Quantification of isoform abundance has been extensively studied at the mature-RNA level using RNA-seq but not at the level of precursor RNAs using nascent RNA sequencing.
Researchers from Cold Spring Harbor Laboratory address this problem with a new computational method called Deconvolution of Expression for Nascent RNA sequencing data (DENR), which models nascent RNA sequencing read counts as a mixture of user-provided isoforms. The baseline algorithm is enhanced by machine-learning predictions of active transcription start sites and an adjustment for the typical “shape profile” of read counts along a transcription unit. The researchers show that DENR outperforms simple read-count-based methods for estimating gene and isoform abundances, and that transcription of multiple pre-RNA isoforms per gene is widespread, with frequent differences between cell types. In addition, they provide evidence that a majority of human isoform diversity derives from primary transcription rather than from post-transcriptional processes.
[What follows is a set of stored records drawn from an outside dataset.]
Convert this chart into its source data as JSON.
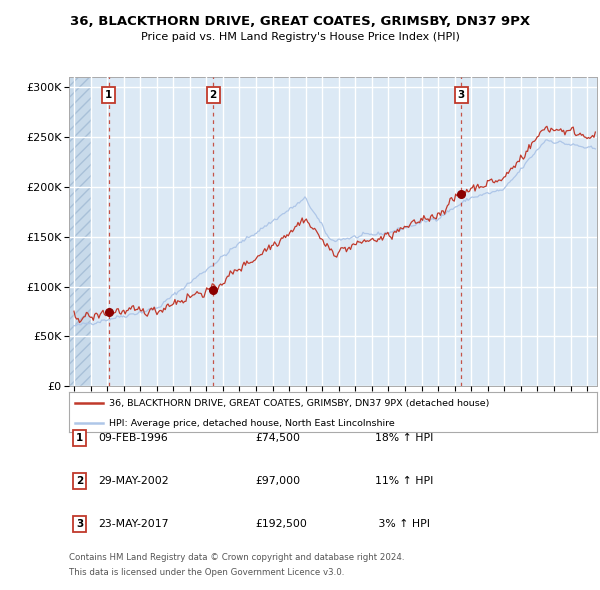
{
  "title": "36, BLACKTHORN DRIVE, GREAT COATES, GRIMSBY, DN37 9PX",
  "subtitle": "Price paid vs. HM Land Registry's House Price Index (HPI)",
  "ylim": [
    0,
    310000
  ],
  "yticks": [
    0,
    50000,
    100000,
    150000,
    200000,
    250000,
    300000
  ],
  "ytick_labels": [
    "£0",
    "£50K",
    "£100K",
    "£150K",
    "£200K",
    "£250K",
    "£300K"
  ],
  "xlim_start": 1993.7,
  "xlim_end": 2025.6,
  "hatch_end": 1995.0,
  "transactions": [
    {
      "num": 1,
      "date": "09-FEB-1996",
      "year": 1996.11,
      "price": 74500,
      "hpi_pct": "18% ↑ HPI"
    },
    {
      "num": 2,
      "date": "29-MAY-2002",
      "year": 2002.41,
      "price": 97000,
      "hpi_pct": "11% ↑ HPI"
    },
    {
      "num": 3,
      "date": "23-MAY-2017",
      "year": 2017.39,
      "price": 192500,
      "hpi_pct": "3% ↑ HPI"
    }
  ],
  "legend_line1": "36, BLACKTHORN DRIVE, GREAT COATES, GRIMSBY, DN37 9PX (detached house)",
  "legend_line2": "HPI: Average price, detached house, North East Lincolnshire",
  "footnote1": "Contains HM Land Registry data © Crown copyright and database right 2024.",
  "footnote2": "This data is licensed under the Open Government Licence v3.0.",
  "hpi_color": "#aec6e8",
  "price_color": "#c0392b",
  "marker_color": "#8b0000",
  "bg_color": "#dce9f5",
  "grid_color": "#ffffff"
}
(Top) DENR first groups the available isoform annotations into nonoverlapping, stand-specific clusters and summarizes the associated read counts in genomic bins of user-specified size (default 250 bp). At this stage, it optionally masks bins corresponding to the start and end of each isoform. It then collapses mature RNA isoforms together that share start (TSS) and end (PAS) coordinates within the resolution of a single bin. (Middle) The program then optionally adjusts the isoform model to reflect a typical “U”-shaped profile, and optionally applies a machine-learning method to predict active TSSs based on patterns of bidirectional transcription. At this stage, it may also exclude isoforms designated by the user as inactive (not shown). (Bottom) Finally, DENR estimates the abundance of each isoform in each cluster by minimizing the squared difference between the expected and observed read counts across all bins.